A good, quantitative experiment will set a significance threshold with a maximum p-value. But, what should you choose as your p-value?
It’s tempting to take scientific best practices (for obvious reasons) and set your p-value threshold at ≤ 0.05, but you can generally be much more liberal (up to 0.25 says Thomas Redman, author of Data Driven).
With a more pragmatic threshold, you can get to the practical insight of your experiment faster (often p-value ≤ 0.05 isn’t even possible for product experiments).
In product, stat sig is rarely the most significant piece of the puzzle (pun intended, sorry). Instead, consider the context and design of the test and its possible outcomes to determine whether there will be business significance that outweighs the statistical significance.

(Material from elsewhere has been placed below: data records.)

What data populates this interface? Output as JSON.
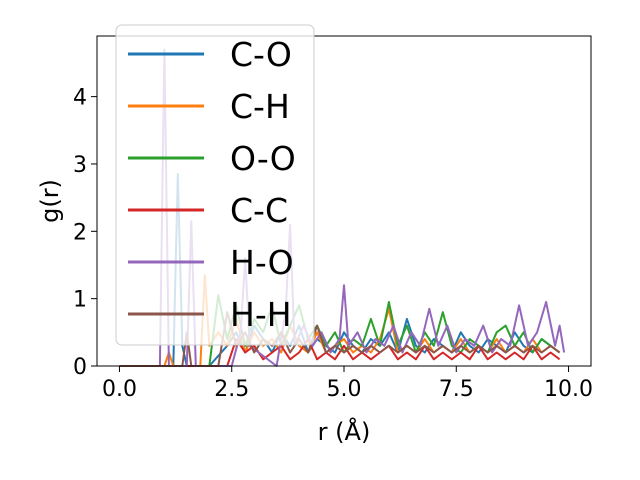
{
  "chart_data": {
    "type": "line",
    "title": "",
    "xlabel": "r (Å)",
    "ylabel": "g(r)",
    "xlim": [
      -0.5,
      10.5
    ],
    "ylim": [
      0,
      4.9
    ],
    "xticks": [
      0.0,
      2.5,
      5.0,
      7.5,
      10.0
    ],
    "xtick_labels": [
      "0.0",
      "2.5",
      "5.0",
      "7.5",
      "10.0"
    ],
    "yticks": [
      0,
      1,
      2,
      3,
      4
    ],
    "ytick_labels": [
      "0",
      "1",
      "2",
      "3",
      "4"
    ],
    "grid": false,
    "legend_position": "top-left",
    "series": [
      {
        "name": "C-O",
        "color": "#1f77b4",
        "x": [
          0,
          1.2,
          1.3,
          1.4,
          1.5,
          2.0,
          2.4,
          2.6,
          2.8,
          3.0,
          3.2,
          3.4,
          3.6,
          3.8,
          4.0,
          4.2,
          4.4,
          4.6,
          4.8,
          5.0,
          5.2,
          5.4,
          5.6,
          5.8,
          6.0,
          6.2,
          6.4,
          6.6,
          6.8,
          7.0,
          7.2,
          7.4,
          7.6,
          7.8,
          8.0,
          8.2,
          8.4,
          8.6,
          8.8,
          9.0,
          9.2,
          9.4,
          9.6,
          9.8
        ],
        "y": [
          0,
          0,
          2.85,
          0.3,
          0,
          0,
          0.3,
          0.5,
          0.2,
          0.6,
          0.4,
          0.2,
          0.5,
          0.3,
          0.6,
          0.2,
          0.4,
          0.3,
          0.2,
          0.5,
          0.3,
          0.2,
          0.4,
          0.3,
          0.5,
          0.2,
          0.7,
          0.3,
          0.2,
          0.4,
          0.3,
          0.2,
          0.5,
          0.3,
          0.2,
          0.4,
          0.3,
          0.2,
          0.5,
          0.3,
          0.2,
          0.4,
          0.3,
          0.2
        ]
      },
      {
        "name": "C-H",
        "color": "#ff7f0e",
        "x": [
          0,
          1.0,
          1.1,
          1.2,
          1.8,
          1.9,
          2.0,
          2.2,
          2.4,
          2.6,
          2.8,
          3.0,
          3.2,
          3.4,
          3.6,
          3.8,
          4.0,
          4.2,
          4.4,
          4.6,
          4.8,
          5.0,
          5.2,
          5.4,
          5.6,
          5.8,
          6.0,
          6.2,
          6.4,
          6.6,
          6.8,
          7.0,
          7.2,
          7.4,
          7.6,
          7.8,
          8.0,
          8.2,
          8.4,
          8.6,
          8.8,
          9.0,
          9.2,
          9.4,
          9.6,
          9.8
        ],
        "y": [
          0,
          0,
          0.2,
          0,
          0,
          1.35,
          0.3,
          0.5,
          0.3,
          0.7,
          0.2,
          0.5,
          0.3,
          0.4,
          0.2,
          0.6,
          0.3,
          0.2,
          0.5,
          0.2,
          0.3,
          0.4,
          0.2,
          0.3,
          0.2,
          0.4,
          0.85,
          0.2,
          0.3,
          0.2,
          0.4,
          0.2,
          0.3,
          0.2,
          0.4,
          0.2,
          0.3,
          0.2,
          0.4,
          0.2,
          0.3,
          0.2,
          0.4,
          0.2,
          0.3,
          0.2
        ]
      },
      {
        "name": "O-O",
        "color": "#2ca02c",
        "x": [
          0,
          2.0,
          2.2,
          2.4,
          2.6,
          2.8,
          3.0,
          3.2,
          3.4,
          3.6,
          3.8,
          4.0,
          4.2,
          4.4,
          4.6,
          4.8,
          5.0,
          5.2,
          5.4,
          5.6,
          5.8,
          6.0,
          6.2,
          6.4,
          6.6,
          6.8,
          7.0,
          7.2,
          7.4,
          7.6,
          7.8,
          8.0,
          8.2,
          8.4,
          8.6,
          8.8,
          9.0,
          9.2,
          9.4,
          9.6,
          9.8
        ],
        "y": [
          0,
          0,
          1.05,
          0.4,
          0.9,
          0.3,
          0.7,
          0.5,
          0.9,
          0.3,
          0.6,
          0.9,
          0.4,
          0.6,
          0.3,
          0.5,
          0.2,
          0.4,
          0.3,
          0.7,
          0.3,
          0.95,
          0.3,
          0.6,
          0.2,
          0.5,
          0.3,
          0.8,
          0.3,
          0.2,
          0.4,
          0.3,
          0.2,
          0.5,
          0.6,
          0.3,
          0.5,
          0.2,
          0.4,
          0.3,
          0.2
        ]
      },
      {
        "name": "C-C",
        "color": "#d62728",
        "x": [
          0,
          2.4,
          2.6,
          2.8,
          3.0,
          3.2,
          3.4,
          3.6,
          3.8,
          4.0,
          4.2,
          4.4,
          4.6,
          4.8,
          5.0,
          5.2,
          5.4,
          5.6,
          5.8,
          6.0,
          6.2,
          6.4,
          6.6,
          6.8,
          7.0,
          7.2,
          7.4,
          7.6,
          7.8,
          8.0,
          8.2,
          8.4,
          8.6,
          8.8,
          9.0,
          9.2,
          9.4,
          9.6,
          9.8
        ],
        "y": [
          0,
          0,
          0.4,
          0.2,
          0.3,
          0.1,
          0.2,
          0.3,
          0.1,
          0.2,
          0.4,
          0.1,
          0.2,
          0.1,
          0.3,
          0.1,
          0.2,
          0.1,
          0.2,
          0.3,
          0.1,
          0.2,
          0.1,
          0.3,
          0.1,
          0.2,
          0.1,
          0.2,
          0.1,
          0.3,
          0.1,
          0.2,
          0.1,
          0.2,
          0.1,
          0.3,
          0.1,
          0.2,
          0.1
        ]
      },
      {
        "name": "H-O",
        "color": "#9467bd",
        "x": [
          0,
          0.9,
          1.0,
          1.1,
          1.5,
          1.6,
          1.7,
          2.5,
          2.7,
          2.8,
          2.9,
          3.5,
          3.7,
          3.8,
          3.9,
          4.1,
          4.3,
          4.5,
          4.7,
          4.9,
          5.0,
          5.1,
          5.3,
          5.5,
          5.7,
          5.9,
          6.1,
          6.3,
          6.5,
          6.7,
          6.9,
          7.1,
          7.3,
          7.5,
          7.7,
          7.9,
          8.1,
          8.3,
          8.5,
          8.7,
          8.9,
          9.1,
          9.3,
          9.5,
          9.7,
          9.8,
          9.9
        ],
        "y": [
          0,
          0,
          4.7,
          0,
          0,
          2.15,
          0,
          0,
          0.5,
          1.6,
          0.3,
          0,
          0.8,
          2.1,
          0.3,
          0.6,
          0.3,
          0.5,
          0.2,
          0.4,
          1.2,
          0.3,
          0.5,
          0.2,
          0.4,
          0.3,
          0.6,
          0.2,
          0.5,
          0.3,
          0.85,
          0.3,
          0.6,
          0.2,
          0.4,
          0.3,
          0.6,
          0.2,
          0.4,
          0.3,
          0.9,
          0.3,
          0.5,
          0.95,
          0.3,
          0.6,
          0.2
        ]
      },
      {
        "name": "H-H",
        "color": "#8c564b",
        "x": [
          0,
          1.4,
          1.5,
          1.6,
          2.2,
          2.4,
          2.6,
          2.8,
          3.0,
          3.2,
          3.4,
          3.6,
          3.8,
          4.0,
          4.2,
          4.4,
          4.6,
          4.8,
          5.0,
          5.2,
          5.4,
          5.6,
          5.8,
          6.0,
          6.2,
          6.4,
          6.6,
          6.8,
          7.0,
          7.2,
          7.4,
          7.6,
          7.8,
          8.0,
          8.2,
          8.4,
          8.6,
          8.8,
          9.0,
          9.2,
          9.4,
          9.6,
          9.8
        ],
        "y": [
          0,
          0,
          0.5,
          0,
          0,
          0.8,
          0.3,
          0.5,
          0.2,
          0.4,
          0.3,
          0.5,
          0.2,
          0.4,
          0.2,
          0.6,
          0.2,
          0.3,
          0.2,
          0.3,
          0.2,
          0.3,
          0.2,
          0.3,
          0.2,
          0.3,
          0.2,
          0.3,
          0.2,
          0.3,
          0.2,
          0.3,
          0.2,
          0.3,
          0.2,
          0.3,
          0.2,
          0.3,
          0.2,
          0.3,
          0.2,
          0.3,
          0.2
        ]
      }
    ]
  }
}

Say you run a before-and-after test to see which headline maximizes conversion. B results in 25% higher conversions, but you discover that someone launched a 40% everything coupon on the site during the second part of the test. Now you know your results aren’t business significant even though the p-value might look great.
On the other hand, if you run an A/B test campaign for a month and see a conversion lift of 30%, but your p-value is 0.15, you’re probably safe calling it a win and moving forward.
Statistical significance accounts for sampling error (basically, getting unlucky in your random selection), but most failed product experiments are due to something less hidden like poorly structured tests, unaccounted variables, or just bad analysis. When assessing business significance, you should be taking all these factors into account.
If you get those other factors right with good experiment design and execution, you can unlock meaningful insights with a more liberal approach to statistical significance.